Translating this new concept into practice, Braque during this trip moves away from fauvism art and starts dabbling in a new style showing strong cubism elements.
“Reality only reveals itself when it is illuminated by a ray of poetry” George Braque Quotes
Picasso & Braque Team Up Together and Develop Cubism
In 1907 Braque visit’s Picasso‘s studio and views Picasso’s ground-breaking artworks. An instant friendship is struck between the two that will lead to a creation of groundbreaking art!
From this point on, the two painters start meeting daily, working closely together and sharing artistic ideas.
During this artistic liaison, Georges Braque drastically changes his painting style. The two artists together start exploring subject matter broken down into individual elements, and made up of cubes and other geometrical shapes.
They aimed to create a new way of viewing the world around them, reflecting the modern age. This in fact was the start of a new modern art movement of which they were the founders – Cubism.
World War One broke out in 1914 and Braque joined the French army. He sustained a serious head injury during the war and it took him over two years to recover.
When Braque returns from the war, he sees that Picasso is now painting in a figurative style. Braque feels betrayed by Picasso’s break away from Cubism. They go their separate ways.
Braque continues to paint using the Cubism style and further explores the use of collage. In fact, many of Georges Braque’s cubism paintings incorporate collage as well. He continues to create using this style for many years.
Working alone, Braque’s harsh cubism paintings begin to soften. He starts adding more color and textured surfaces.
Braque relocates to the small seaside town called Varengeville-sur-Mer in Normandy and his painting style changes again. He starts painting still life canvases of fruit, musical instruments and cooking utensils. He breaks away from Cubism entirely.
Braque’s Sculpting Years
In his later years, Georges Braque starts working on a series called Metamorphoses. His idea was to transform past artworks into three dimensional artworks. He first makes sketches of roughly a hundred of his major artworks. He then transforms them into three dimensional sculptures.

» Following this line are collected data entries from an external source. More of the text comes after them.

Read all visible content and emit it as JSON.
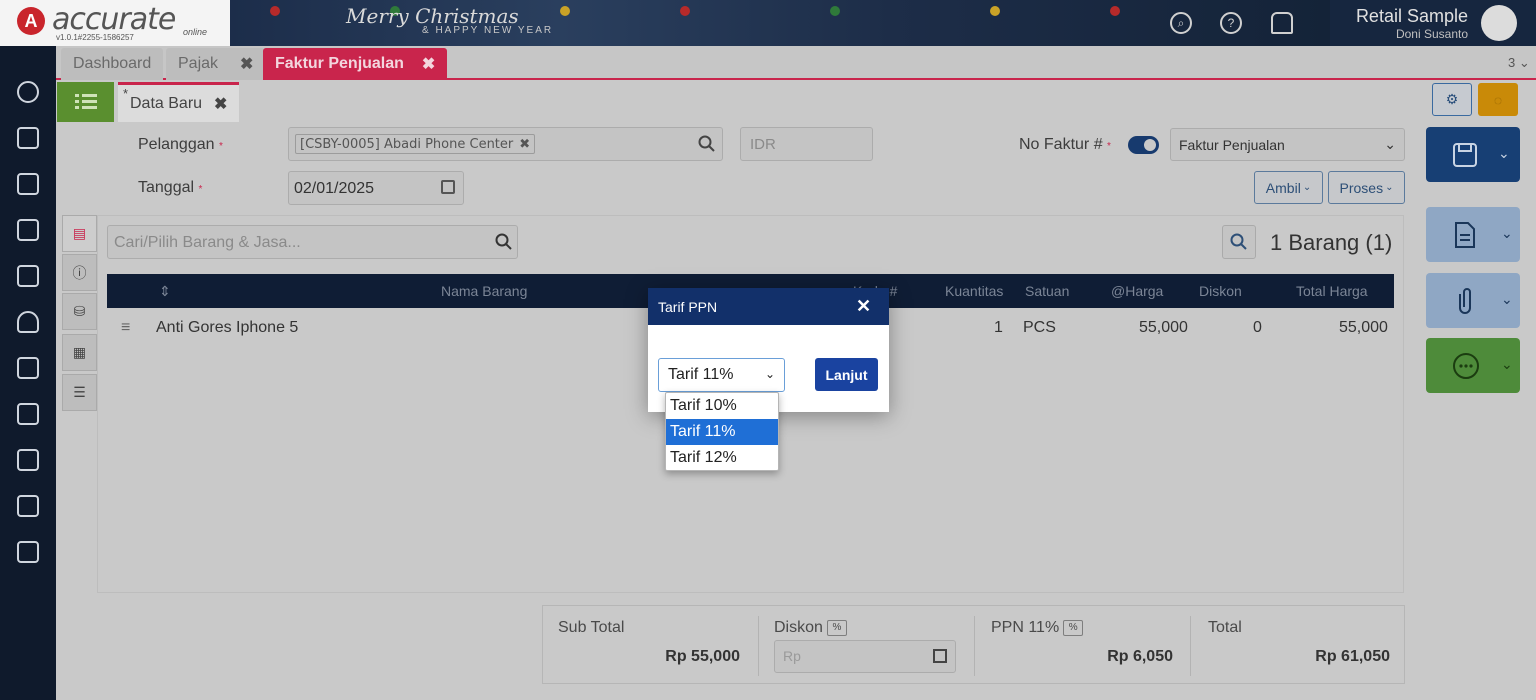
{
  "header": {
    "logo_text": "accurate",
    "logo_online": "online",
    "version": "v1.0.1#2255-1586257",
    "banner_title": "Merry Christmas",
    "banner_sub": "& HAPPY NEW YEAR",
    "company": "Retail Sample",
    "user": "Doni Susanto"
  },
  "tabs": [
    {
      "label": "Dashboard"
    },
    {
      "label": "Pajak",
      "close": "✖"
    },
    {
      "label": "Faktur Penjualan",
      "close": "✖"
    }
  ],
  "tab_count": "3 ⌄",
  "subtab": {
    "label": "Data Baru",
    "modified_mark": "*",
    "close": "✖"
  },
  "form": {
    "pelanggan_label": "Pelanggan",
    "required_mark": "*",
    "pelanggan_value": "[CSBY-0005] Abadi Phone Center",
    "chip_close": "✖",
    "currency": "IDR",
    "no_faktur_label": "No Faktur #",
    "faktur_type": "Faktur Penjualan",
    "tanggal_label": "Tanggal",
    "tanggal_value": "02/01/2025",
    "ambil_label": "Ambil",
    "proses_label": "Proses"
  },
  "items": {
    "search_placeholder": "Cari/Pilih Barang & Jasa...",
    "count_label": "1 Barang (1)",
    "columns": {
      "sort": "⇕",
      "nama": "Nama Barang",
      "kode": "Kode #",
      "kuantitas": "Kuantitas",
      "satuan": "Satuan",
      "harga": "@Harga",
      "diskon": "Diskon",
      "total": "Total Harga"
    },
    "rows": [
      {
        "handle": "≡",
        "nama": "Anti Gores Iphone 5",
        "kuantitas": "1",
        "satuan": "PCS",
        "harga": "55,000",
        "diskon": "0",
        "total": "55,000"
      }
    ]
  },
  "footer": {
    "subtotal_label": "Sub Total",
    "subtotal_value": "Rp 55,000",
    "diskon_label": "Diskon",
    "pct": "%",
    "diskon_placeholder": "Rp",
    "ppn_label": "PPN 11%",
    "ppn_value": "Rp 6,050",
    "total_label": "Total",
    "total_value": "Rp 61,050"
  },
  "dialog": {
    "title": "Tarif PPN",
    "close": "✕",
    "selected": "Tarif 11%",
    "button": "Lanjut",
    "options": [
      "Tarif 10%",
      "Tarif 11%",
      "Tarif 12%"
    ]
  },
  "colors": {
    "accent_red": "#c9254c",
    "navy": "#12306a",
    "option_highlight": "#1f6fd6"
  }
}
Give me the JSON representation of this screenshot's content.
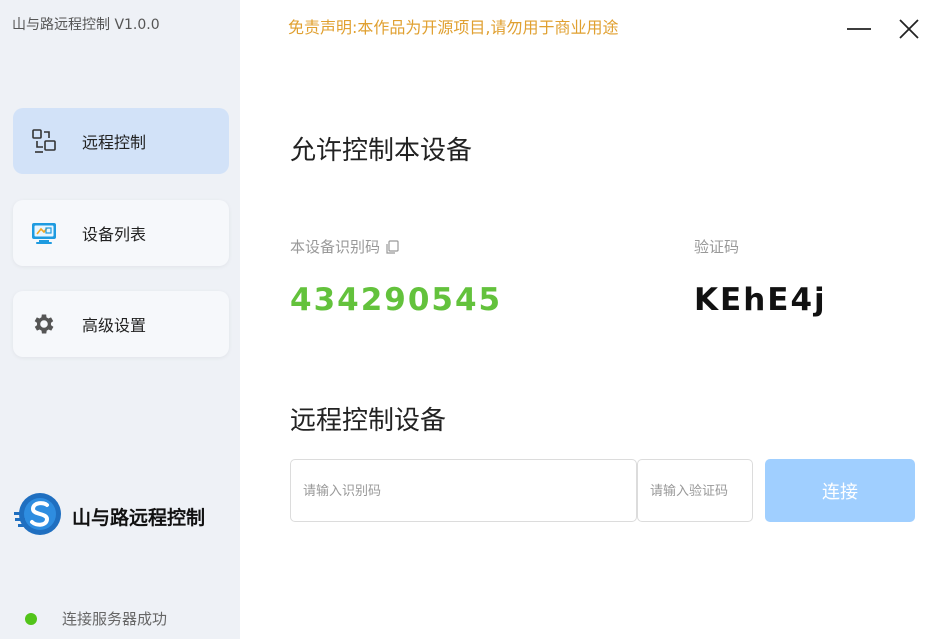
{
  "app": {
    "title": "山与路远程控制 V1.0.0",
    "brand_name": "山与路远程控制"
  },
  "sidebar": {
    "items": [
      {
        "label": "远程控制",
        "icon": "remote-control-icon",
        "active": true
      },
      {
        "label": "设备列表",
        "icon": "monitor-icon",
        "active": false
      },
      {
        "label": "高级设置",
        "icon": "gear-icon",
        "active": false
      }
    ]
  },
  "status": {
    "text": "连接服务器成功",
    "color": "#52c41a"
  },
  "header": {
    "disclaimer": "免责声明:本作品为开源项目,请勿用于商业用途"
  },
  "allow": {
    "title": "允许控制本设备",
    "device_id_label": "本设备识别码",
    "device_id": "434290545",
    "verify_label": "验证码",
    "verify_code": "KEhE4j"
  },
  "remote": {
    "title": "远程控制设备",
    "id_placeholder": "请输入识别码",
    "code_placeholder": "请输入验证码",
    "connect_label": "连接"
  },
  "colors": {
    "accent": "#a0cfff",
    "device_id": "#63c23c",
    "disclaimer": "#e0a030",
    "sidebar_bg": "#eef1f6",
    "active_item": "#d2e2f8"
  }
}
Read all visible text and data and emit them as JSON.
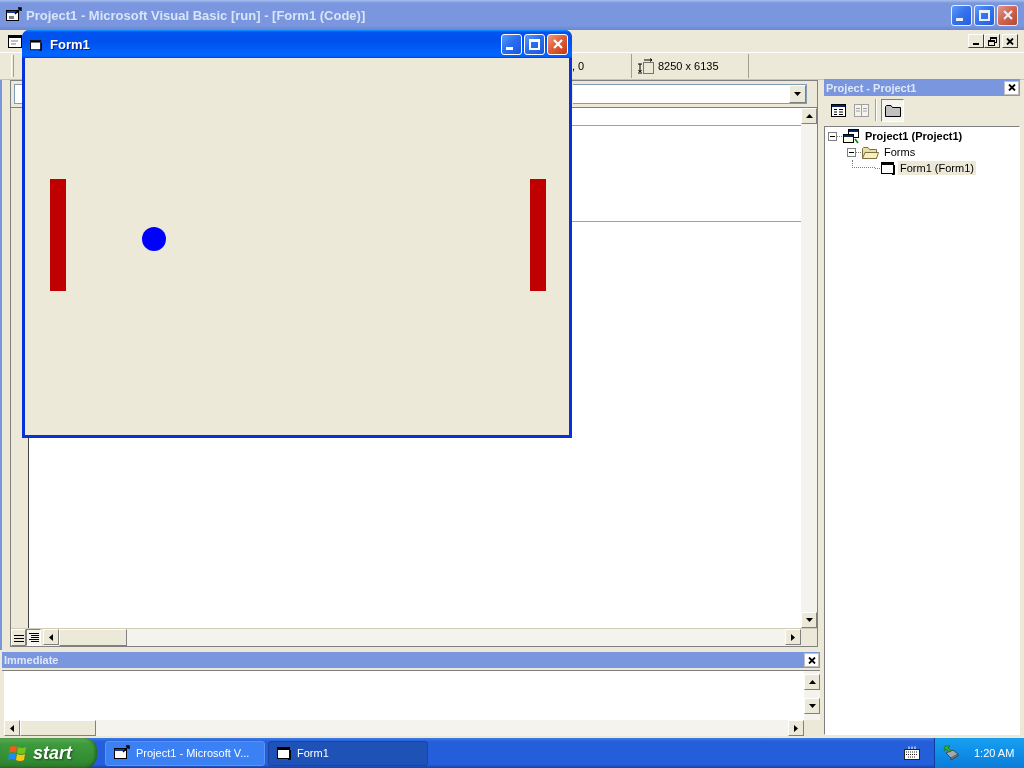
{
  "ide_window": {
    "title": "Project1 - Microsoft Visual Basic [run] - [Form1 (Code)]",
    "active": false
  },
  "toolbar": {
    "position": ", 0",
    "size": "8250 x 6135"
  },
  "project_panel": {
    "title": "Project - Project1",
    "tree": [
      {
        "kind": "project",
        "label": "Project1 (Project1)",
        "expanded": true,
        "selected": false,
        "children": [
          {
            "kind": "folder",
            "label": "Forms",
            "expanded": true,
            "selected": false,
            "children": [
              {
                "kind": "form",
                "label": "Form1 (Form1)",
                "selected": true
              }
            ]
          }
        ]
      }
    ]
  },
  "immediate": {
    "title": "Immediate"
  },
  "form_window": {
    "title": "Form1",
    "active": true
  },
  "taskbar": {
    "start": "start",
    "buttons": [
      {
        "kind": "program",
        "label": "Project1 - Microsoft V...",
        "selected": false
      },
      {
        "kind": "form",
        "label": "Form1",
        "selected": true
      }
    ],
    "clock": "1:20 AM"
  }
}
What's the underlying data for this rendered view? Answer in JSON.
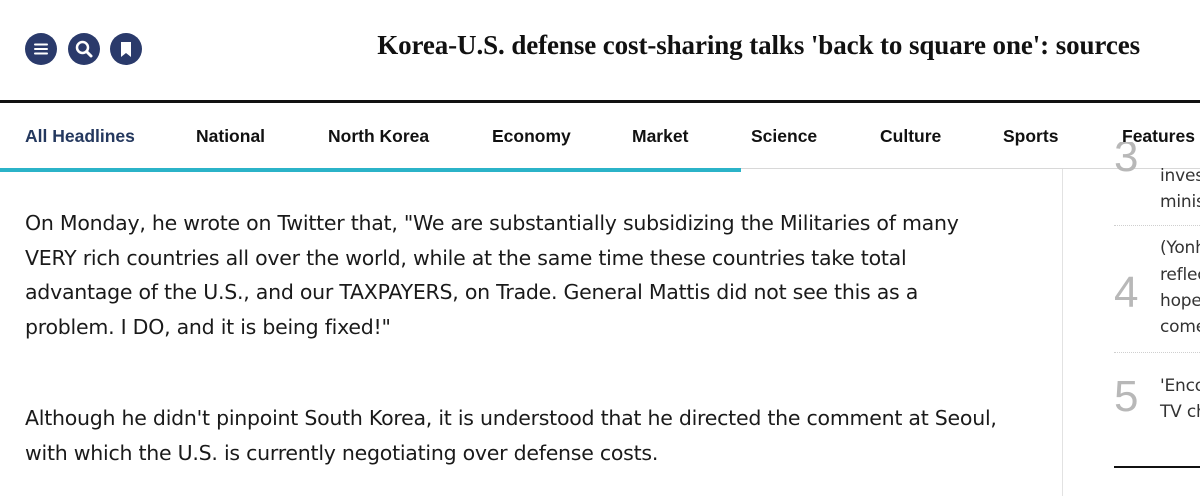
{
  "header": {
    "title": "Korea-U.S. defense cost-sharing talks 'back to square one': sources",
    "menu_icon": "menu-icon",
    "search_icon": "search-icon",
    "bookmark_icon": "bookmark-icon",
    "icon_color": "#2a3a6b"
  },
  "nav": {
    "items": [
      {
        "label": "All Headlines",
        "active": true
      },
      {
        "label": "National"
      },
      {
        "label": "North Korea"
      },
      {
        "label": "Economy"
      },
      {
        "label": "Market"
      },
      {
        "label": "Science"
      },
      {
        "label": "Culture"
      },
      {
        "label": "Sports"
      },
      {
        "label": "Features"
      }
    ],
    "active_color": "#24385e",
    "accent_color": "#2bb3c8"
  },
  "article": {
    "paragraphs": [
      {
        "lines": [
          "On Monday, he wrote on Twitter that, \"We are substantially subsidizing the Militaries of many",
          "VERY rich countries all over the world, while at the same time these countries take total",
          "advantage of the U.S., and our TAXPAYERS, on Trade. General Mattis did not see this as a",
          "problem. I DO, and it is being fixed!\""
        ]
      },
      {
        "lines": [
          "Although he didn't pinpoint South Korea, it is understood that he directed the comment at Seoul,",
          "with which the U.S. is currently negotiating over defense costs."
        ]
      }
    ]
  },
  "sidebar": {
    "items": [
      {
        "rank": "3",
        "lines": [
          "inves",
          "minis"
        ]
      },
      {
        "rank": "4",
        "lines": [
          "(Yonh",
          "reflec",
          "hope",
          "come"
        ]
      },
      {
        "rank": "5",
        "lines": [
          "'Enco",
          "TV ch"
        ]
      }
    ]
  }
}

Georges Braque dies on 31 August 1963 in Paris. He is buried however in the cemetery of the Church of St. Valery in Varengeville-sur-Mer in Normandy. If you visit this area, pop into the church and admire the beautiful stained-glass windows that Braque designed and visit his grave in the church cemetery.
Where to View Georges Braque Paintings & Artworks
As befits one of the greatest 20th century modern painters, Braque’s artworks hang in the most esteemed art museums in Europe and all around the world.
In France you can view beautiful Georges Braque paintings & artworks in the following museums:
In Paris, pop into:
- Musée National d’Art Moderne (Center Pompidou)
- Louvre – In 1953, the Louvre commissioned 70 year old Braque to paint three panels in the ceiling of the Salle Henri II room. His two-dimensional birds created a public uproar. However, despite the reaction, this commission was an absolute honor. Braque was a the first living artist to have an exhibit in the Louvre. (Picasso, his friend and artistic rival was pea-green with envy!!)
To follow Braque’s footsteps, go visit the following places:
- Eglise Saint Valery Church in Varengeville-sur-Mer, Normandy. Inside you will see the beautiful stained-glass window that Braque designed. And in the cemetery next to the church, you can visit his grave
- L’Estaque Painter’s Walking Trail – ‘Chemin des Peintres‘ – this trail follows the footsteps of Renoir, Cézanne, Dufy and Braque around the port and the old town of L’Estaque, Marsailles.